2025-06-17 14:48:16 +00:00 · 2018-09-17 10:19:34 +01:00
parent 0b2e0b04ec
commit 137f7664c1
3 changed files with 17 additions and 8 deletions
--- a/node/src/main/kotlin/net/corda/node/internal/AbstractNode.kt
+++ b/node/src/main/kotlin/net/corda/node/internal/AbstractNode.kt
@ -852,11 +852,11 @@ abstract class AbstractNode<S>(val configuration: NodeConfiguration,
        val privateKeyAlias = "$id-private-key"
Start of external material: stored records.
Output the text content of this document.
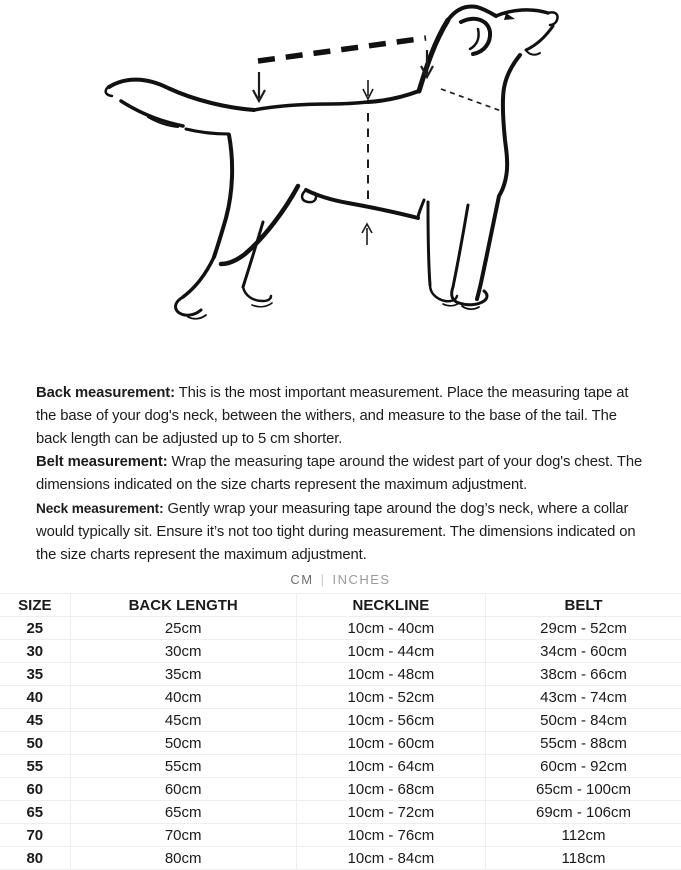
Back measurement: This is the most important measurement. Place the measuring tape at the base of your dog's neck, between the withers, and measure to the base of the tail. The back length can be adjusted up to 5 cm shorter.

Belt measurement: Wrap the measuring tape around the widest part of your dog's chest. The dimensions indicated on the size charts represent the maximum adjustment.

Neck measurement: Gently wrap your measuring tape around the dog’s neck, where a collar would typically sit. Ensure it’s not too tight during measurement. The dimensions indicated on the size charts represent the maximum adjustment.

CM | INCHES
SIZE	BACK LENGTH	NECKLINE	BELT
25	25cm	10cm - 40cm	29cm - 52cm
30	30cm	10cm - 44cm	34cm - 60cm
35	35cm	10cm - 48cm	38cm - 66cm
40	40cm	10cm - 52cm	43cm - 74cm
45	45cm	10cm - 56cm	50cm - 84cm
50	50cm	10cm - 60cm	55cm - 88cm
55	55cm	10cm - 64cm	60cm - 92cm
60	60cm	10cm - 68cm	65cm - 100cm
65	65cm	10cm - 72cm	69cm - 106cm
70	70cm	10cm - 76cm	112cm
80	80cm	10cm - 84cm	118cm
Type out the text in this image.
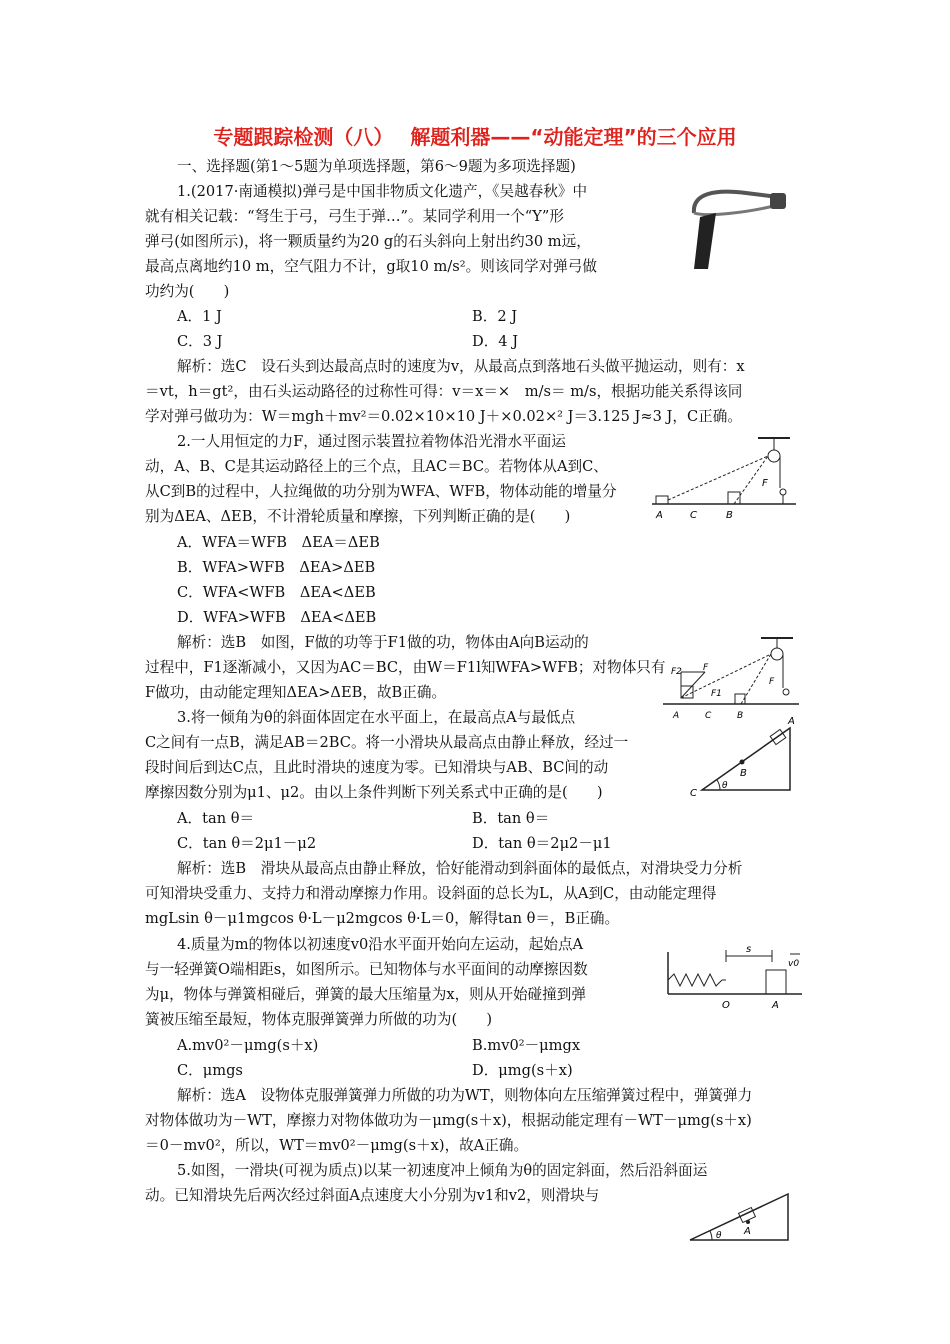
专题跟踪检测（八）　 解题利器——“动能定理”的三个应用
一、选择题(第1～5题为单项选择题，第6～9题为多项选择题)
1.(2017·南通模拟)弹弓是中国非物质文化遗产，《吴越春秋》中
就有相关记载：“弩生于弓，弓生于弹…”。某同学利用一个“Y”形
弹弓(如图所示)，将一颗质量约为20 g的石头斜向上射出约30 m远，
最高点离地约10 m，空气阻力不计，g取10 m/s²。则该同学对弹弓做
功约为(　　)
A．1 J	B．2 J
C．3 J	D．4 J
解析：选C　设石头到达最高点时的速度为v，从最高点到落地石头做平抛运动，则有：x
＝vt，h＝gt²，由石头运动路径的过称性可得：v＝x＝×　m/s＝ m/s，根据功能关系得该同
学对弹弓做功为：W＝mgh＋mv²＝0.02×10×10 J＋×0.02×² J＝3.125 J≈3 J，C正确。
2.一人用恒定的力F，通过图示装置拉着物体沿光滑水平面运
动，A、B、C是其运动路径上的三个点，且AC＝BC。若物体从A到C、
从C到B的过程中，人拉绳做的功分别为WFA、WFB，物体动能的增量分
别为ΔEA、ΔEB，不计滑轮质量和摩擦，下列判断正确的是(　　)
A．WFA＝WFB　ΔEA＝ΔEB
B．WFA>WFB　ΔEA>ΔEB
C．WFA<WFB　ΔEA<ΔEB
D．WFA>WFB　ΔEA<ΔEB
解析：选B　如图，F做的功等于F1做的功，物体由A向B运动的
过程中，F1逐渐减小，又因为AC＝BC，由W＝F1l知WFA>WFB；对物体只有
F做功，由动能定理知ΔEA>ΔEB，故B正确。
F
A	C	B
F2 F
F1
F
A	C	B
3.将一倾角为θ的斜面体固定在水平面上，在最高点A与最低点
C之间有一点B，满足AB＝2BC。将一小滑块从最高点由静止释放，经过一
段时间后到达C点，且此时滑块的速度为零。已知滑块与AB、BC间的动
摩擦因数分别为μ1、μ2。由以上条件判断下列关系式中正确的是(　　)
A．tan θ＝	B．tan θ＝
C．tan θ＝2μ1－μ2	D．tan θ＝2μ2－μ1
解析：选B　滑块从最高点由静止释放，恰好能滑动到斜面体的最低点，对滑块受力分析
可知滑块受重力、支持力和滑动摩擦力作用。设斜面的总长为L，从A到C，由动能定理得
mgLsin θ－μ1mgcos θ·L－μ2mgcos θ·L＝0，解得tan θ＝，B正确。
A
B
C
θ
4.质量为m的物体以初速度v0沿水平面开始向左运动，起始点A
与一轻弹簧O端相距s，如图所示。已知物体与水平面间的动摩擦因数
为μ，物体与弹簧相碰后，弹簧的最大压缩量为x，则从开始碰撞到弹
簧被压缩至最短，物体克服弹簧弹力所做的功为(　　)
A.mv0²－μmg(s＋x)	B.mv0²－μmgx
C．μmgs	D．μmg(s＋x)
解析：选A　设物体克服弹簧弹力所做的功为WT，则物体向左压缩弹簧过程中，弹簧弹力
对物体做功为－WT，摩擦力对物体做功为－μmg(s＋x)，根据动能定理有－WT－μmg(s＋x)
＝0－mv0²，所以，WT＝mv0²－μmg(s＋x)，故A正确。
s
v0
O	A
5.如图，一滑块(可视为质点)以某一初速度冲上倾角为θ的固定斜面，然后沿斜面运
动。已知滑块先后两次经过斜面A点速度大小分别为v1和v2，则滑块与
A
θ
        if (privateKeyAlias !in keyStore) {
-            singleName ?: throw IllegalArgumentException(
-                    "Unable to find in the key store the identity of the distributed notary the node is part of")
+            // We shouldn't have a distributed notary at this stage, so singleName should NOT be null.
+            requireNotNull(singleName) {
+                "Unable to find in the key store the identity of the distributed notary the node is part of"
+            }
            log.info("$privateKeyAlias not found in key store, generating fresh key!")
-            // TODO This check shouldn't be needed
-            check(singleName == configuration.myLegalName)
            keyStore.storeLegalIdentity(privateKeyAlias, generateKeyPair())
        }

@ -865,7 +865,7 @@ abstract class AbstractNode<S>(val configuration: NodeConfiguration,
        // TODO: Use configuration to indicate composite key should be used instead of public key for the identity.
        val compositeKeyAlias = "$id-composite-key"
        val certificates = if (compositeKeyAlias in keyStore) {
-            // Use composite key instead if it exists
+            // Use composite key instead if it exists.
            val certificate = keyStore[compositeKeyAlias]
            // We have to create the certificate chain for the composite key manually, this is because we don't have a keystore
            // provider that understand compositeKey-privateKey combo. The cert chain is created using the composite key certificate +
--- a/node/src/main/kotlin/net/corda/node/utilities/registration/NetworkRegistrationHelper.kt
+++ b/node/src/main/kotlin/net/corda/node/utilities/registration/NetworkRegistrationHelper.kt
@ -46,7 +46,7 @@ open class NetworkRegistrationHelper(private val certificatesDirectory: Path,
                                     private val nextIdleDuration: (Duration?) -> Duration? = FixedPeriodLimitedRetrialStrategy(10, Duration.ofMinutes(1))) {

    companion object {
-        const val SELF_SIGNED_PRIVATE_KEY = "Self Signed Private Key"
+        const val SELF_SIGNED_PRIVATE_KEY = "SelfSignedPrivateKey"
        val logger = contextLogger()
    }

@ -154,6 +154,8 @@ open class NetworkRegistrationHelper(private val certificatesDirectory: Path,
        // Save private key and certificate chain to the key store.
        with(nodeKeystore.value) {
            setPrivateKey(keyAlias, keyPair.private, certificates, keyPassword = keyPassword)
+            // The key was temporarily stored as SELF_SIGNED_PRIVATE_KEY, but now that it's signed by the Doorman we
+            // can delete this old record.
            internal.deleteEntry(SELF_SIGNED_PRIVATE_KEY)
            save()
        }
@ -164,6 +166,7 @@ open class NetworkRegistrationHelper(private val certificatesDirectory: Path,
        // Create or load self signed keypair from the key store.
        // We use the self sign certificate to store the key temporarily in the keystore while waiting for the request approval.
        if (alias !in this) {
+            // NODE_CA should be TLS compatible due to the cert hierarchy structure.
            val keyPair = Crypto.generateKeyPair(X509Utilities.DEFAULT_TLS_SIGNATURE_SCHEME)
            val selfSignCert = X509Utilities.createSelfSignedCACertificate(myLegalName.x500Principal, keyPair)
            // Save to the key store.